Il appartient au juge de la déterminer en fonction des critères visés dans le contrat de travail et des accords conclus les années précédentes.

Le salarié évoque ses pièces 2 et 5 pour affirmer que la société a défini une prime sur objectif d’un montant annuel de 36.000,00 euros bruts conditionnée à la réalisation d’objectifs préalablement fixés.

La pièce 2 constituée d’un courrier du 23 janvier 2009 vise une variable cible d’un montant annuel de 36.000,00 euros versée « prorata temporis » et lui garantit un montant brut de 18.000,00 euros pour 2009 et la pièce 5, constituée d’un courrier du 18 février 2010, reprend ces mêmes éléments.

En conséquence considérant que l’employeur n’a pas fixé d’objectifs, le salarié peut prétendre au regard des règles précitées pour l’année 2009 au paiement de la prime de 36.000,00 euros au prorata temporis de son temps de présence courant du mois d’avril au mois de décembre 2009 soit un montant de 27.000,00 euros.

En revanche dans la mesure où aucun objectif ne lui a été fixé pour 2010, que sa carence à les remplir n’a pas été démontrée par la société et que son préavis court jusqu’en décembre 2010,

Le salarié peut prétendre, à défaut d’autres éléments permettant à la cour de déterminer son calcul, à l’intégralité de la prime cible pour l’année 2010 soit au montant de 36.000,00 euros.

Considérant que 17.378,00 euros repris par le salarié, figurent à ce titre sur son bulletin de salaire de mars 2010, le salarié est fondé à obtenir la condamnation de son employeur à lui verser un solde de 45.622,00 euros outre congés payés afférents de 4.562,20 euros.

CGI France
Décision de la cour d’appel

CGI LOGICA INSIGHT condamnée : Décision de la cour d’appel

La cour,

Confirme le jugement en ce qu’il a débouté le salarié de sa demande de rappel de salaire à titre de mise à disposition d’un véhicule de fonction,

L’infirme pour le surplus,

Statuant à nouveau et ajoutant,

Dit que le licenciement du salarié est abusif,

Condamne a SAS CGI FRANCE venant aux droits de la société LOGICA INSIGHT à payer au salarié les sommes de :

  • 80.000,00 € à titre d’indemnité en réparation de l’intégralité du préjudice résultant du licenciement abusif,
  • 45.622,00 € au titre des primes 2009 et 2010,
  • 4.562,20 € à titre de congés payés afférents.
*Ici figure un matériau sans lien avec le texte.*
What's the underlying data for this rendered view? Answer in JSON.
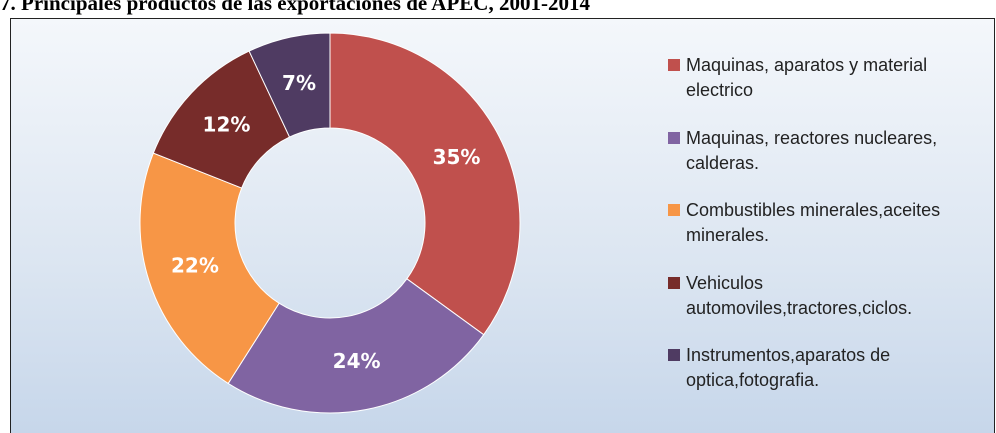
{
  "chart_data": {
    "type": "donut",
    "title": "7. Principales productos de las exportaciones de APEC, 2001-2014",
    "categories": [
      "Maquinas, aparatos y material electrico",
      "Maquinas, reactores nucleares, calderas.",
      "Combustibles minerales,aceites minerales.",
      "Vehiculos automoviles,tractores,ciclos.",
      "Instrumentos,aparatos de optica,fotografia."
    ],
    "values": [
      35,
      24,
      22,
      12,
      7
    ],
    "value_labels": [
      "35%",
      "24%",
      "22%",
      "12%",
      "7%"
    ],
    "colors": [
      "#c0504d",
      "#8064a2",
      "#f79646",
      "#772c2a",
      "#4f3b62"
    ],
    "legend": "right"
  }
}
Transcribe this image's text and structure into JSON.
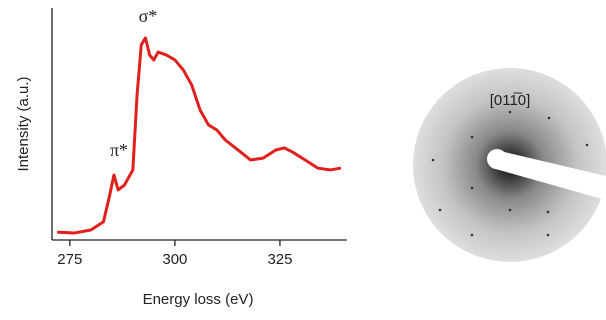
{
  "chart_data": {
    "type": "line",
    "x_label": "Energy loss (eV)",
    "y_label": "Intensity (a.u.)",
    "annotations": [
      "σ*",
      "π*"
    ],
    "x": [
      272,
      276,
      280,
      283,
      284.5,
      285.5,
      286.5,
      288,
      290,
      291,
      292,
      293,
      294,
      295,
      296,
      298,
      300,
      302,
      304,
      306,
      308,
      310,
      312,
      315,
      318,
      321,
      324,
      326,
      328,
      331,
      334,
      337,
      339.5
    ],
    "series": [
      {
        "color": "#e0201c",
        "values": [
          0.034,
          0.03,
          0.043,
          0.078,
          0.194,
          0.28,
          0.216,
          0.237,
          0.302,
          0.625,
          0.841,
          0.871,
          0.797,
          0.776,
          0.81,
          0.797,
          0.776,
          0.733,
          0.668,
          0.56,
          0.496,
          0.474,
          0.431,
          0.388,
          0.345,
          0.353,
          0.388,
          0.397,
          0.379,
          0.345,
          0.31,
          0.302,
          0.31
        ]
      }
    ],
    "xlim": [
      271,
      340
    ],
    "xticks": [
      275,
      300,
      325
    ],
    "ylim": [
      0,
      1
    ]
  },
  "image": {
    "label": "[011̅0]"
  }
}
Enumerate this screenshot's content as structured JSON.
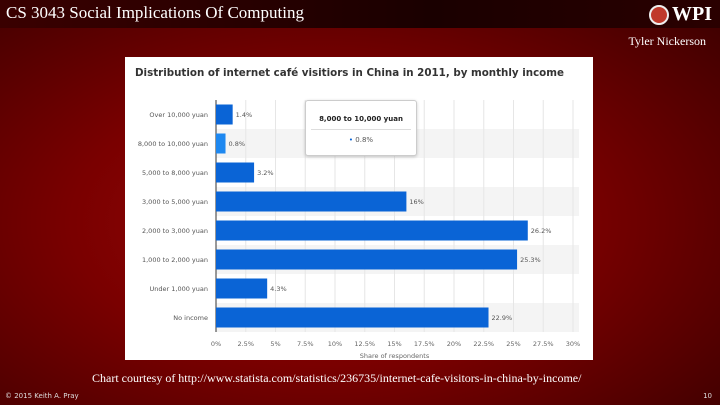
{
  "slide": {
    "title": "CS 3043 Social Implications Of Computing",
    "logo_text": "WPI",
    "author": "Tyler Nickerson",
    "caption": "Chart courtesy of http://www.statista.com/statistics/236735/internet-cafe-visitors-in-china-by-income/",
    "copyright": "© 2015 Keith A. Pray",
    "page_number": "10"
  },
  "tooltip": {
    "title": "8,000 to 10,000 yuan",
    "value": "0.8%",
    "bullet": "•"
  },
  "chart_data": {
    "type": "bar",
    "orientation": "horizontal",
    "title": "Distribution of internet café visitiors in China in 2011, by monthly income",
    "xlabel": "Share of respondents",
    "ylabel": "",
    "categories": [
      "Over 10,000 yuan",
      "8,000 to 10,000 yuan",
      "5,000 to 8,000 yuan",
      "3,000 to 5,000 yuan",
      "2,000 to 3,000 yuan",
      "1,000 to 2,000 yuan",
      "Under 1,000 yuan",
      "No income"
    ],
    "values": [
      1.4,
      0.8,
      3.2,
      16,
      26.2,
      25.3,
      4.3,
      22.9
    ],
    "value_labels": [
      "1.4%",
      "0.8%",
      "3.2%",
      "16%",
      "26.2%",
      "25.3%",
      "4.3%",
      "22.9%"
    ],
    "xlim": [
      0,
      30
    ],
    "x_ticks": [
      "0%",
      "2.5%",
      "5%",
      "7.5%",
      "10%",
      "12.5%",
      "15%",
      "17.5%",
      "20%",
      "22.5%",
      "25%",
      "27.5%",
      "30%"
    ],
    "grid": true,
    "bar_color": "#0a64d6",
    "highlight_color": "#1e88f0",
    "highlighted": "8,000 to 10,000 yuan"
  }
}
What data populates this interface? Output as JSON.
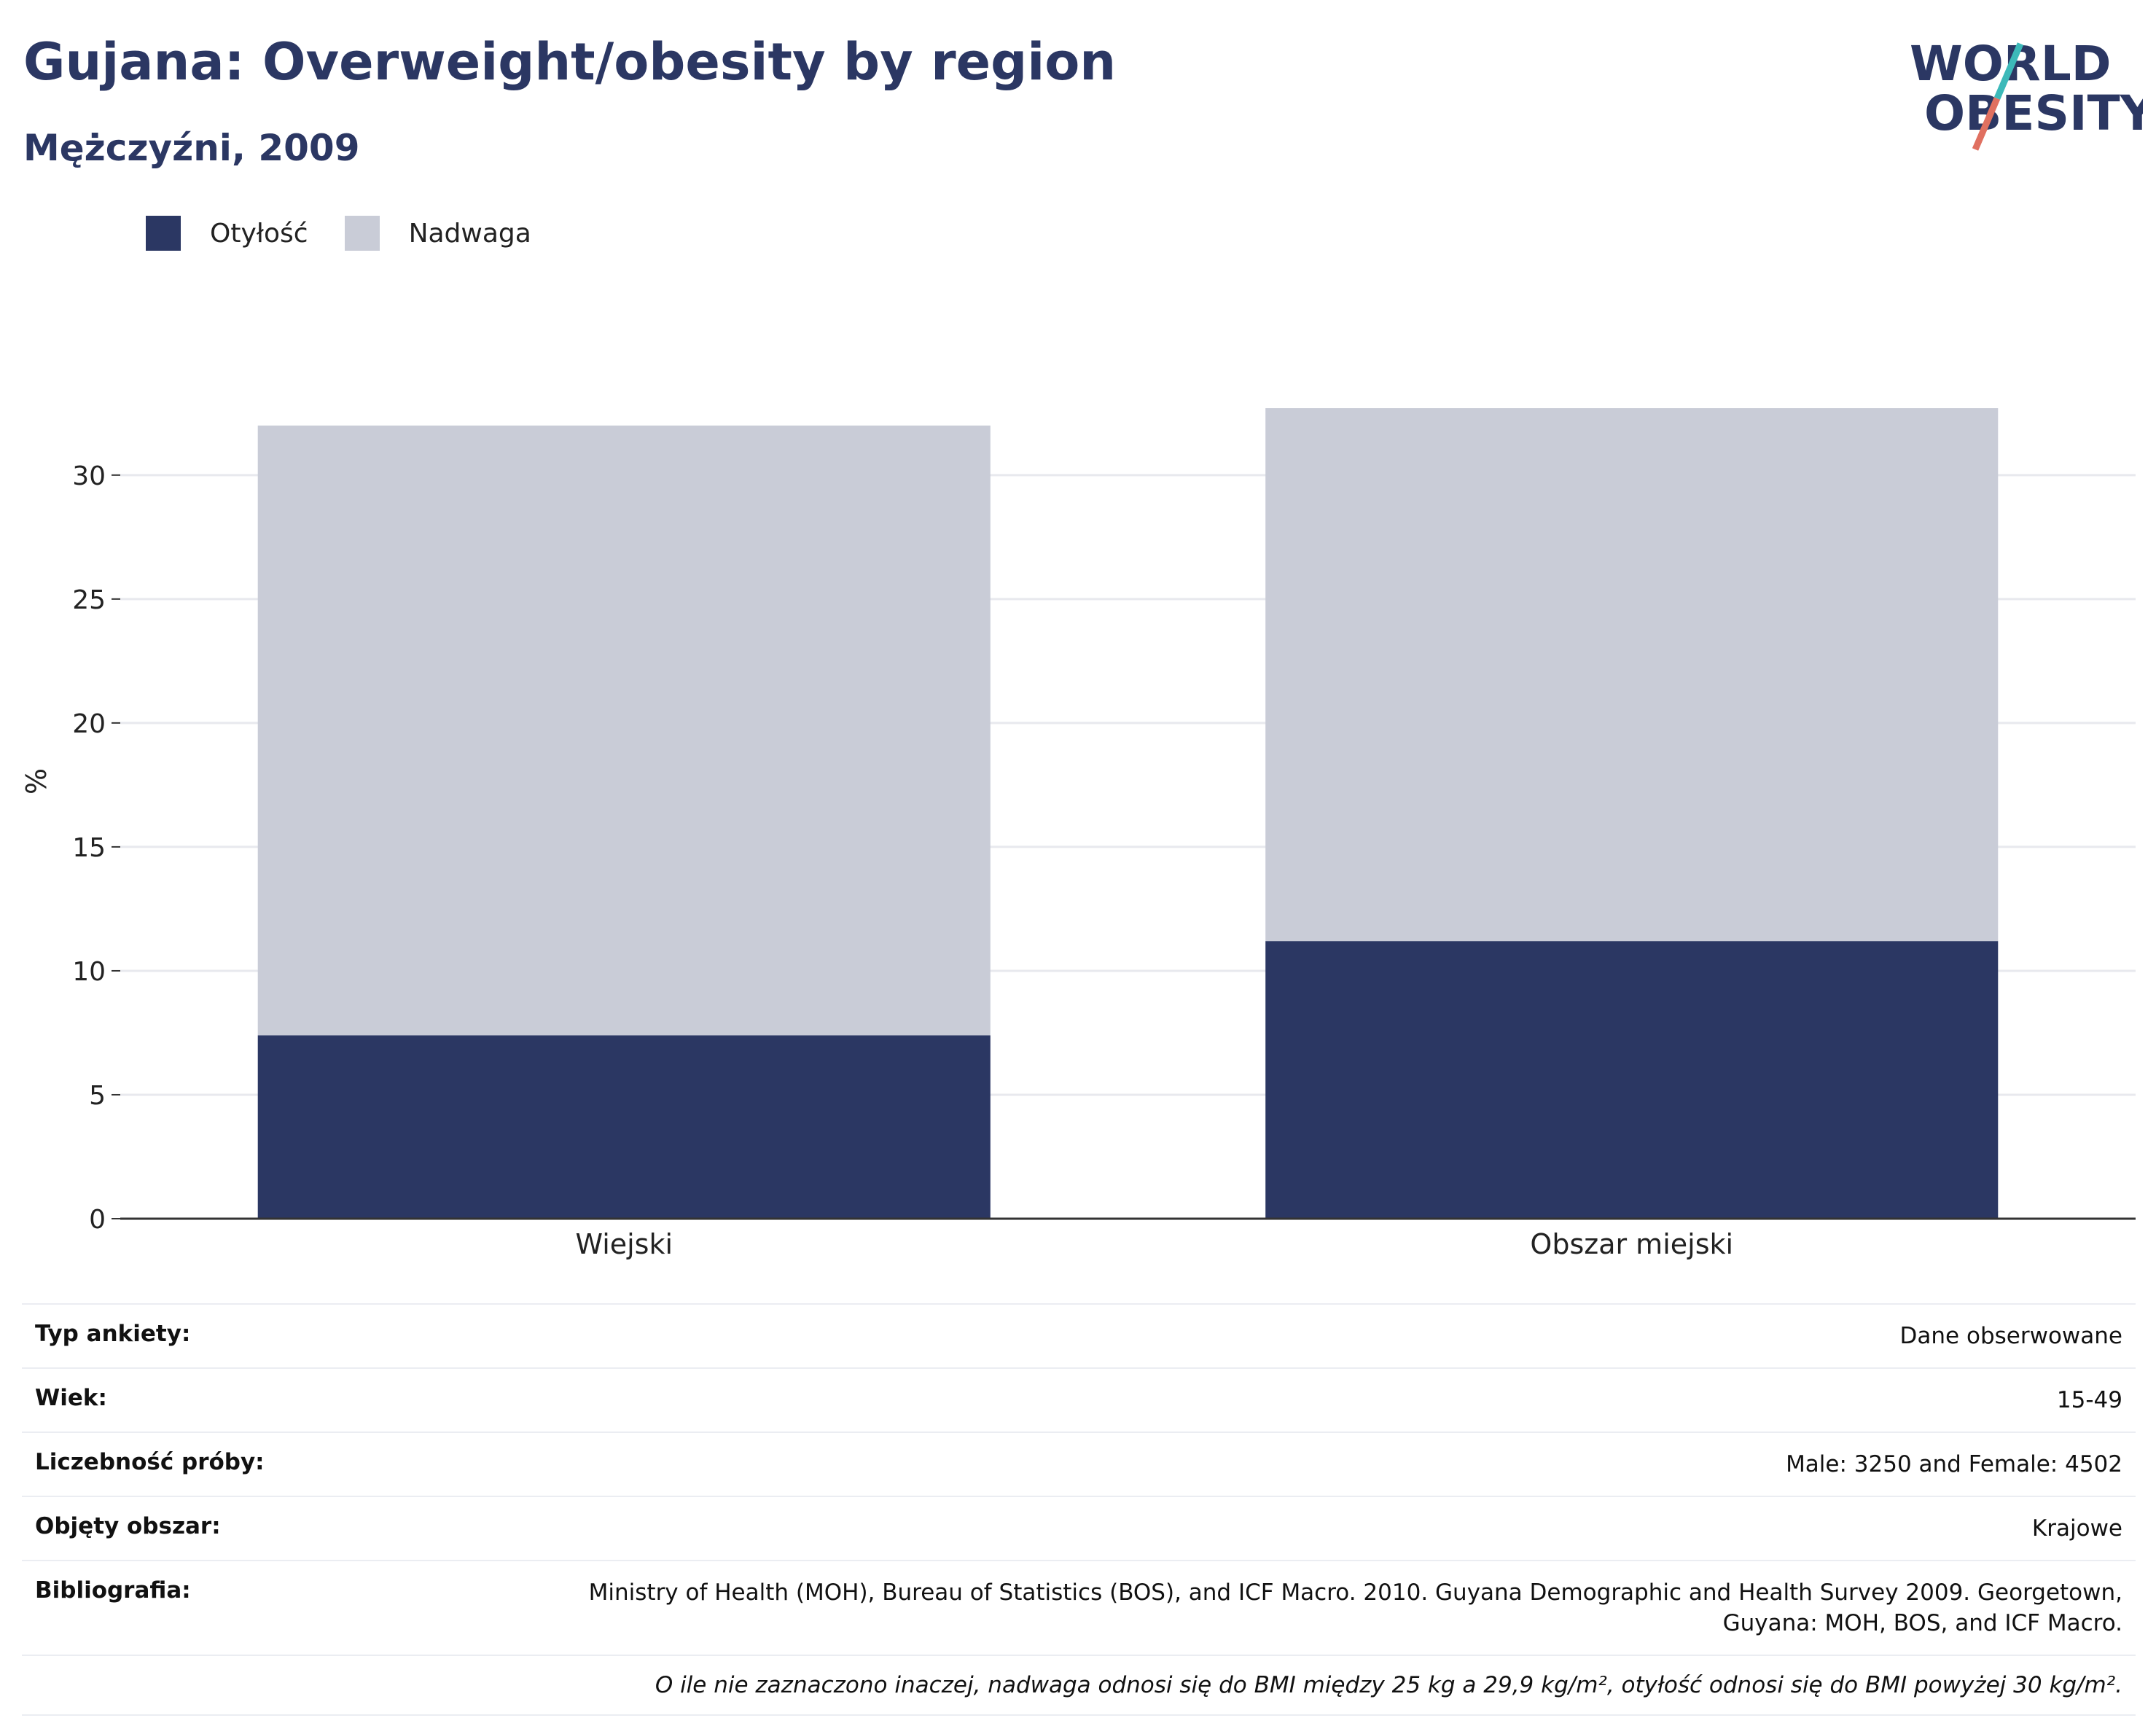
{
  "header": {
    "title": "Gujana: Overweight/obesity by region",
    "subtitle": "Mężczyźni, 2009"
  },
  "logo": {
    "line1": "WORLD",
    "line2": "OBESITY"
  },
  "colors": {
    "obesity": "#2b3763",
    "overweight": "#c9ccd7",
    "grid": "#e8e9ee",
    "axis": "#333333",
    "title": "#2b3763"
  },
  "legend": [
    {
      "label": "Otyłość",
      "color": "#2b3763"
    },
    {
      "label": "Nadwaga",
      "color": "#c9ccd7"
    }
  ],
  "chart_data": {
    "type": "bar",
    "stacked": true,
    "categories": [
      "Wiejski",
      "Obszar miejski"
    ],
    "series": [
      {
        "name": "Otyłość",
        "values": [
          7.4,
          11.2
        ]
      },
      {
        "name": "Nadwaga",
        "values": [
          24.6,
          21.5
        ]
      }
    ],
    "ylabel": "%",
    "ylim": [
      0,
      32.7
    ],
    "yticks": [
      0,
      5,
      10,
      15,
      20,
      25,
      30
    ],
    "grid": true,
    "legend_position": "top-left"
  },
  "meta": [
    {
      "key": "Typ ankiety:",
      "value": "Dane obserwowane"
    },
    {
      "key": "Wiek:",
      "value": "15-49"
    },
    {
      "key": "Liczebność próby:",
      "value": "Male: 3250 and Female: 4502"
    },
    {
      "key": "Objęty obszar:",
      "value": "Krajowe"
    },
    {
      "key": "Bibliografia:",
      "value": "Ministry of Health (MOH), Bureau of Statistics (BOS), and ICF Macro. 2010. Guyana Demographic and Health Survey 2009. Georgetown, Guyana: MOH, BOS, and ICF Macro."
    }
  ],
  "note": "O ile nie zaznaczono inaczej, nadwaga odnosi się do BMI między 25 kg a 29,9 kg/m², otyłość odnosi się do BMI powyżej 30 kg/m²."
}
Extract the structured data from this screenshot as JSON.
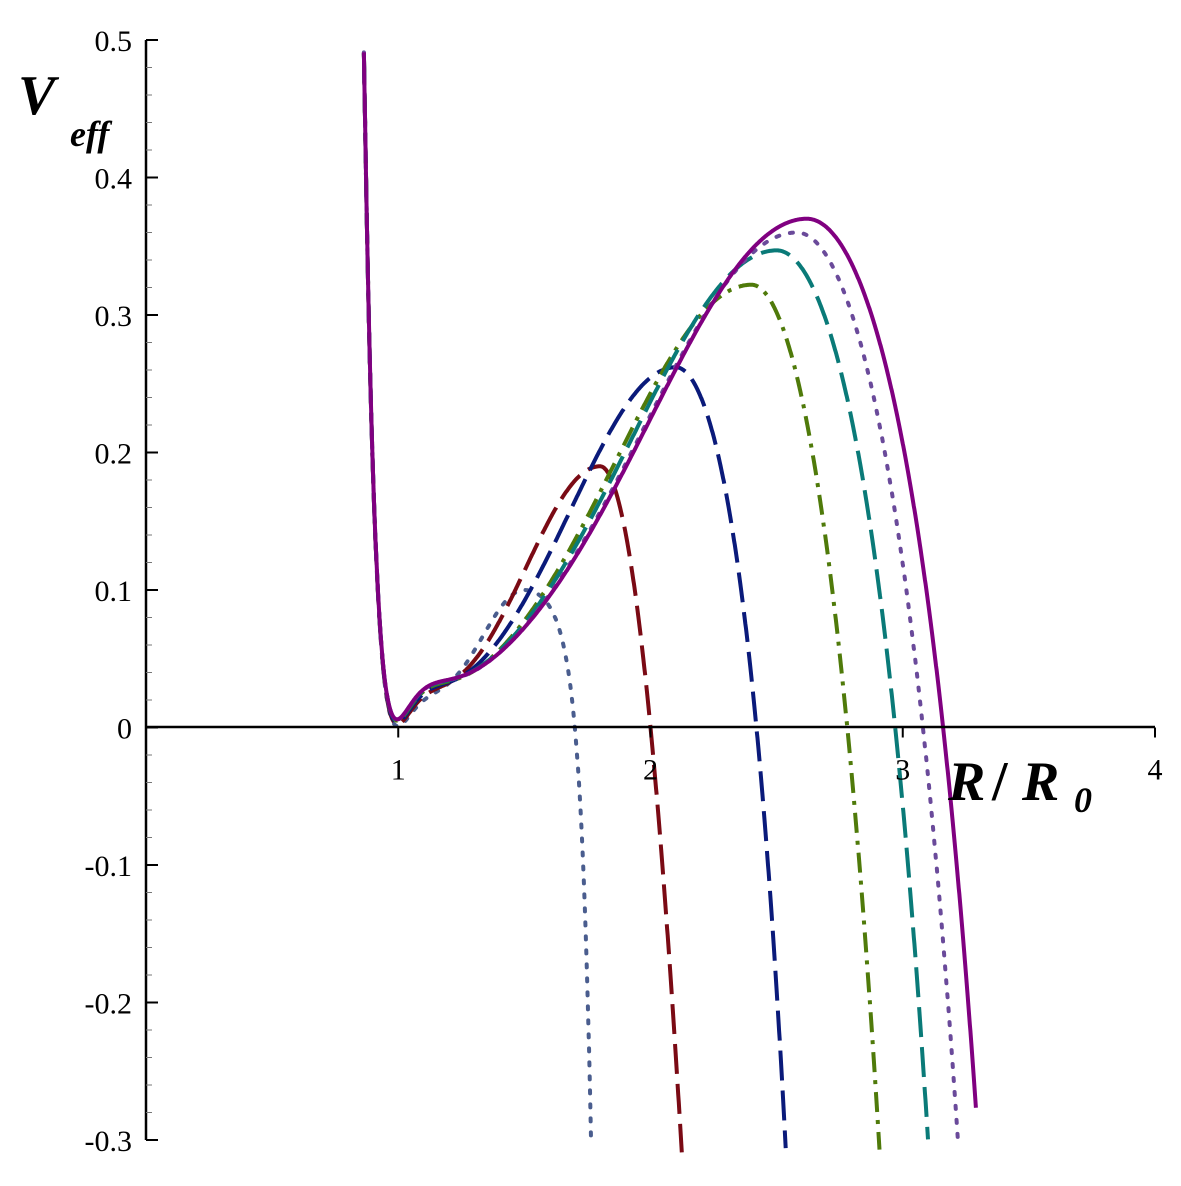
{
  "chart_data": {
    "type": "line",
    "title": "",
    "xlabel": {
      "main": "R",
      "slash": "/",
      "ref": "R",
      "sub": "0"
    },
    "ylabel": {
      "main": "V",
      "sub": "eff"
    },
    "xlim": [
      0,
      4
    ],
    "ylim": [
      -0.3,
      0.5
    ],
    "x_ticks": [
      {
        "value": 1,
        "label": "1"
      },
      {
        "value": 2,
        "label": "2"
      },
      {
        "value": 3,
        "label": "3"
      },
      {
        "value": 4,
        "label": "4"
      }
    ],
    "y_ticks": [
      {
        "value": 0.5,
        "label": "0.5"
      },
      {
        "value": 0.4,
        "label": "0.4"
      },
      {
        "value": 0.3,
        "label": "0.3"
      },
      {
        "value": 0.2,
        "label": "0.2"
      },
      {
        "value": 0.1,
        "label": "0.1"
      },
      {
        "value": 0,
        "label": "0"
      },
      {
        "value": -0.1,
        "label": "-0.1"
      },
      {
        "value": -0.2,
        "label": "-0.2"
      },
      {
        "value": -0.3,
        "label": "-0.3"
      }
    ],
    "grid": false,
    "legend": "none",
    "series": [
      {
        "style": "dotted",
        "color": "#4a5d8e",
        "peak_x": 1.5,
        "peak_y": 0.1,
        "zero_x": 1.7,
        "x_at_bottom": 1.75
      },
      {
        "style": "long-dash",
        "color": "#7a0a14",
        "peak_x": 1.8,
        "peak_y": 0.19,
        "zero_x": 2.0,
        "x_at_bottom": 2.13
      },
      {
        "style": "long-dash",
        "color": "#0a1a7a",
        "peak_x": 2.1,
        "peak_y": 0.262,
        "zero_x": 2.42,
        "x_at_bottom": 2.53
      },
      {
        "style": "dash-dot",
        "color": "#4f7a0a",
        "peak_x": 2.4,
        "peak_y": 0.322,
        "zero_x": 2.78,
        "x_at_bottom": 2.9
      },
      {
        "style": "long-dash",
        "color": "#0a7a78",
        "peak_x": 2.5,
        "peak_y": 0.347,
        "zero_x": 2.97,
        "x_at_bottom": 3.08
      },
      {
        "style": "dotted",
        "color": "#6a4a9a",
        "peak_x": 2.58,
        "peak_y": 0.36,
        "zero_x": 3.08,
        "x_at_bottom": 3.2
      },
      {
        "style": "solid",
        "color": "#800080",
        "peak_x": 2.62,
        "peak_y": 0.37,
        "zero_x": 3.16,
        "x_at_bottom": 3.27
      }
    ]
  }
}
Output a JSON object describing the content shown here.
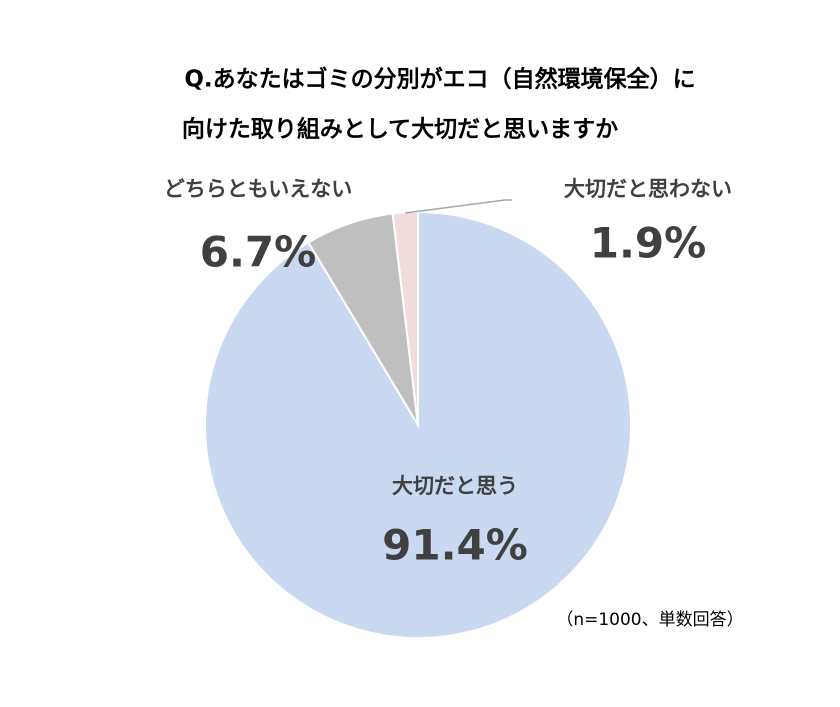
{
  "chart_data": {
    "type": "pie",
    "title": [
      "Q.あなたはゴミの分別がエコ（自然環境保全）に",
      "向けた取り組みとして大切だと思いますか"
    ],
    "categories": [
      "大切だと思う",
      "どちらともいえない",
      "大切だと思わない"
    ],
    "values": [
      91.4,
      6.7,
      1.9
    ],
    "value_labels": [
      "91.4%",
      "6.7%",
      "1.9%"
    ],
    "colors": [
      "#c9d9f1",
      "#bfbfbf",
      "#f2dcdb"
    ],
    "note": "（n=1000、単数回答）"
  }
}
Dit que les intérêts au taux légal courent à compter du 22 avril 2011 pour les créances salariales, et à compter de la décision pour les dommages et intérêts,

Condamne la SAS CGI FRANCE venant aux droits de la société LOGICA INSIGHT à payer au salarié la somme de 2.000,00 € en application de l’article 700 du code de procédure civile,

Déboute les parties de leurs demandes plus amples et contraires,

Condamne la SAS CGI FRANCE venant aux droits de la société LOGICA INSIGHT aux dépens de première instance et d’appel.